The death penalty has been used by many countries as a way of punishment. This is still practiced in different countries in the world. Crimes that are punishable by death depend on the jurisdiction, but mostly include offences such as murder, rape, terrorism, drug trafficking and genocide. The death penalty ensures that criminals do not have a chance of doing bad things over and over again; in other words, criminals are silenced forever. This penalty aims at deterring further criminal activities.

Capital crimes are still being committed across the globe. In 2019, at least 2,200 death sentences were recorded. Is death penalty not effective enough? Are criminals not afraid of death penalty? Society agrees that crime is bad and we need to join hands in stopping it. But does the society agree to the death penalty as solution to crime?

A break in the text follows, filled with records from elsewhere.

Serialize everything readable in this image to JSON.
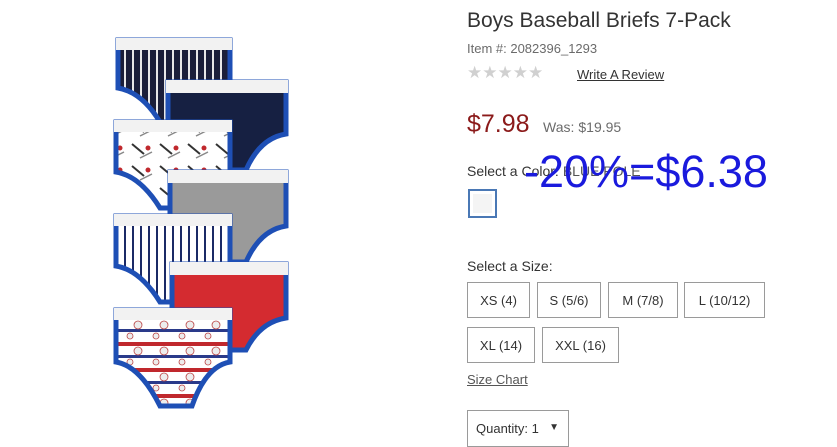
{
  "product": {
    "title": "Boys Baseball Briefs 7-Pack",
    "item_number": "Item #: 2082396_1293",
    "rating_stars": "★★★★★",
    "write_review": "Write A Review",
    "price": "$7.98",
    "was_label": "Was:",
    "was_price": "$19.95",
    "promo_overlay": "-20%=$6.38",
    "select_color_label": "Select a Color:",
    "color_name": "BLUE POLE",
    "select_size_label": "Select a Size:",
    "sizes": [
      "XS (4)",
      "S (5/6)",
      "M (7/8)",
      "L (10/12)",
      "XL (14)",
      "XXL (16)"
    ],
    "size_chart": "Size Chart",
    "quantity_label": "Quantity:",
    "quantity_value": "1"
  },
  "colors": {
    "price": "#8b1a1a",
    "promo": "#1a1add",
    "swatch_border": "#4a78b5"
  }
}
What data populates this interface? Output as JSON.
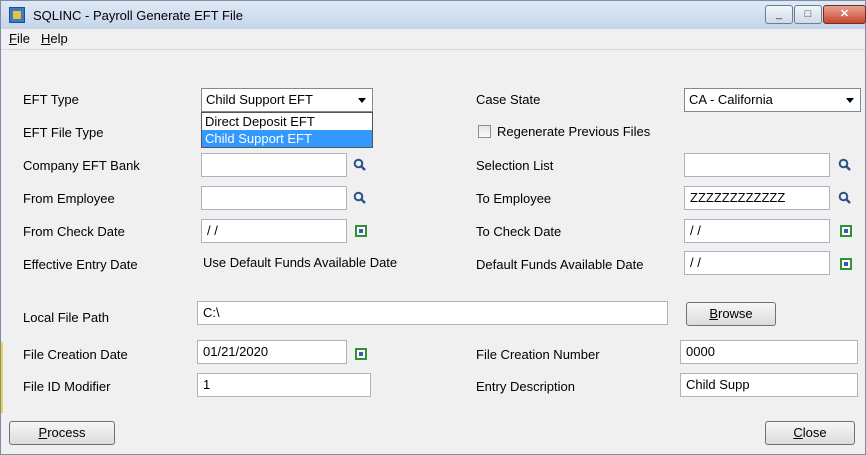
{
  "window": {
    "title": "SQLINC - Payroll Generate EFT File"
  },
  "menu": {
    "file": "File",
    "file_u": "F",
    "file_rest": "ile",
    "help": "Help",
    "help_u": "H",
    "help_rest": "elp"
  },
  "form": {
    "eft_type_label": "EFT Type",
    "eft_type_value": "Child Support EFT",
    "eft_type_options": [
      "Direct Deposit EFT",
      "Child Support EFT"
    ],
    "eft_file_type_label": "EFT File Type",
    "company_bank_label": "Company EFT Bank",
    "company_bank_value": "",
    "from_employee_label": "From Employee",
    "from_employee_value": "",
    "from_check_date_label": "From Check Date",
    "from_check_date_value": " / /",
    "effective_entry_date_label": "Effective Entry Date",
    "effective_entry_date_value": "Use Default Funds Available Date",
    "local_file_path_label": "Local File Path",
    "local_file_path_value": "C:\\",
    "file_creation_date_label": "File Creation Date",
    "file_creation_date_value": "01/21/2020",
    "file_id_modifier_label": "File ID Modifier",
    "file_id_modifier_value": "1",
    "case_state_label": "Case State",
    "case_state_value": "CA - California",
    "regenerate_label": "Regenerate Previous Files",
    "selection_list_label": "Selection List",
    "selection_list_value": "",
    "to_employee_label": "To Employee",
    "to_employee_value": "ZZZZZZZZZZZZ",
    "to_check_date_label": "To Check Date",
    "to_check_date_value": " / /",
    "default_funds_label": "Default Funds Available Date",
    "default_funds_value": " / /",
    "file_creation_number_label": "File Creation Number",
    "file_creation_number_value": "0000",
    "entry_description_label": "Entry Description",
    "entry_description_value": "Child Supp"
  },
  "buttons": {
    "browse_u": "B",
    "browse_rest": "rowse",
    "process_u": "P",
    "process_rest": "rocess",
    "close_u": "C",
    "close_rest": "lose"
  }
}
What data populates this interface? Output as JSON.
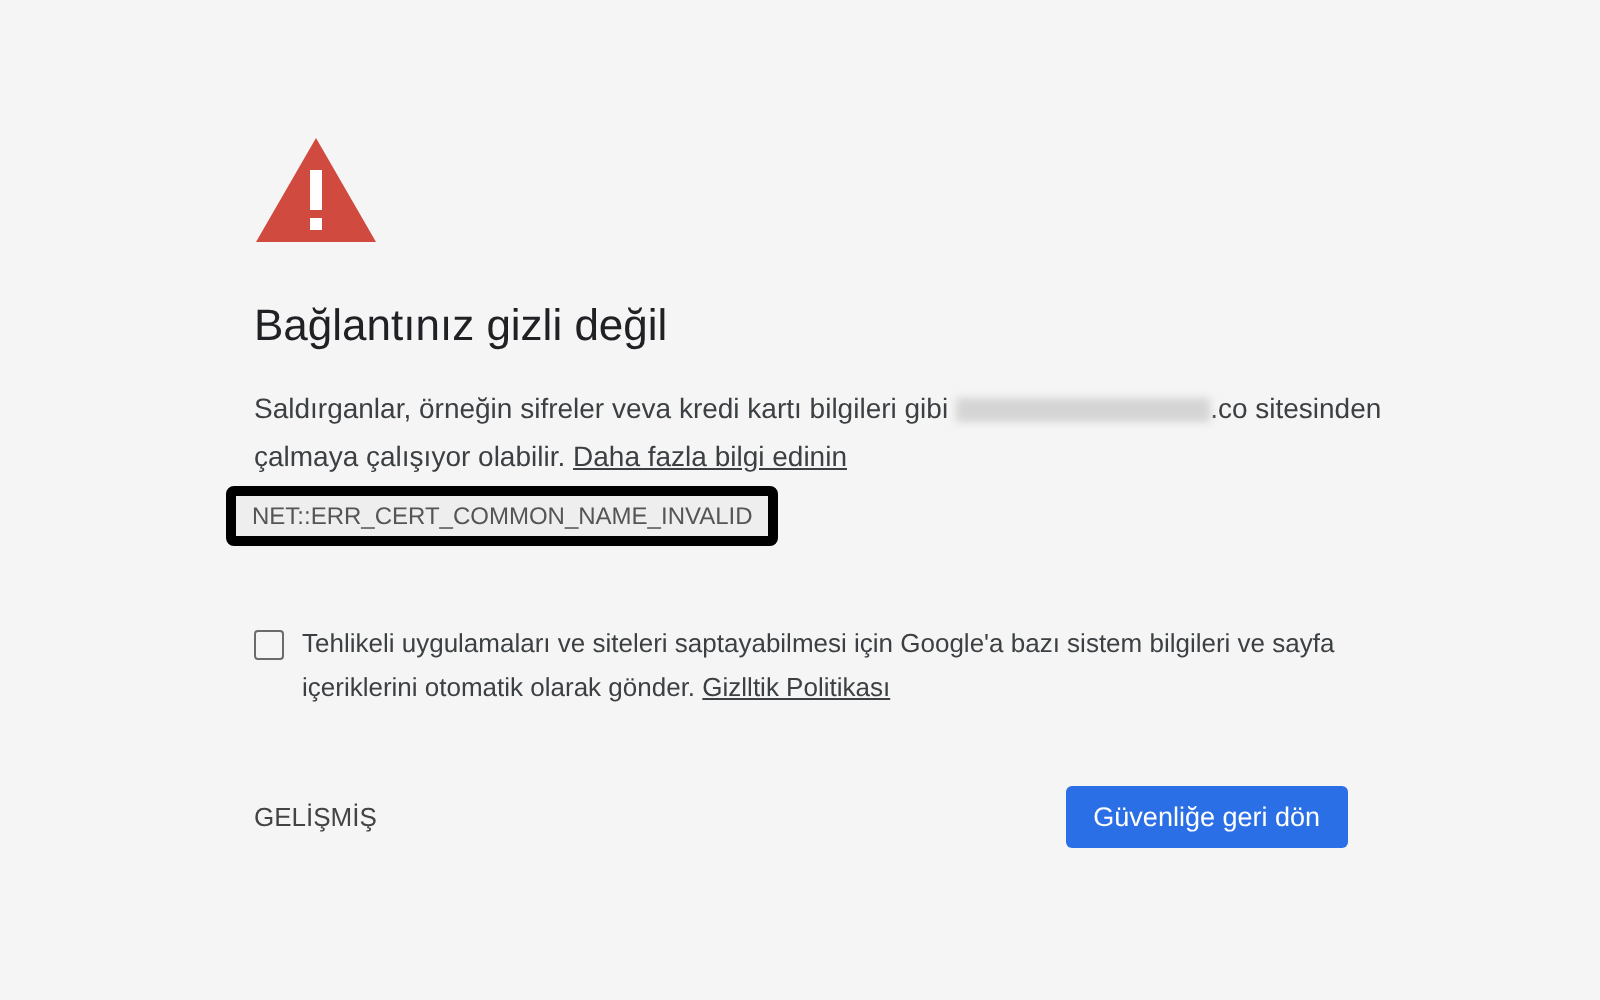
{
  "heading": "Bağlantınız gizli değil",
  "message": {
    "before": "Saldırganlar, örneğin sifreler veva kredi kartı bilgileri gibi",
    "after": ".co sitesinden çalmaya çalışıyor olabilir.",
    "link": "Daha fazla bilgi edinin"
  },
  "error_code": {
    "text": "NET::ERR_CERT_COMMON_NAME_INVALID",
    "highlighted": true
  },
  "report": {
    "checked": false,
    "text": "Tehlikeli uygulamaları ve siteleri saptayabilmesi için Google'a bazı sistem bilgileri ve sayfa içeriklerini otomatik olarak gönder.",
    "link": "Gizlltik Politikası"
  },
  "buttons": {
    "advanced": "GELİŞMİŞ",
    "back": "Güvenliğe geri dön"
  }
}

People in position of authority have relied on death penalty as a means of deterring criminal activities. It may have worked; no one is so ready to die, not anyway when the consequences are well known. However, this punishment does not take into consideration complex social and economic components that drive crime and criminal activities; perhaps for criminals they don’t often think of the consequences of their actions. In Canada the capital offenses were reported to have dropped by 44% after the government stopped executing criminals. What may have triggered this drop? Death penalty deprives people the opportunity to reform; society believes if criminals are taken through rehab, they are likely to change and be useful members in the society.

In the above scenario, the death penalty aimed at solving the problem of capital crimes. However, same crimes are still being committed. These crimes affect society who are still looking forward to the people in positions of authority to help them against the menace. The decision by governments to execute criminals does not solve the problem. As a person who exercises adaptive leadership, you will need to identify the language of complaints which will increasingly be used to describe the current situation in diagnosing an adaptive challenge. In this case complaints may include cases of error in judicial system, the victims having no alternatives i.e. self-defense and some will remain adamant that death penalty is the cruelest punishment.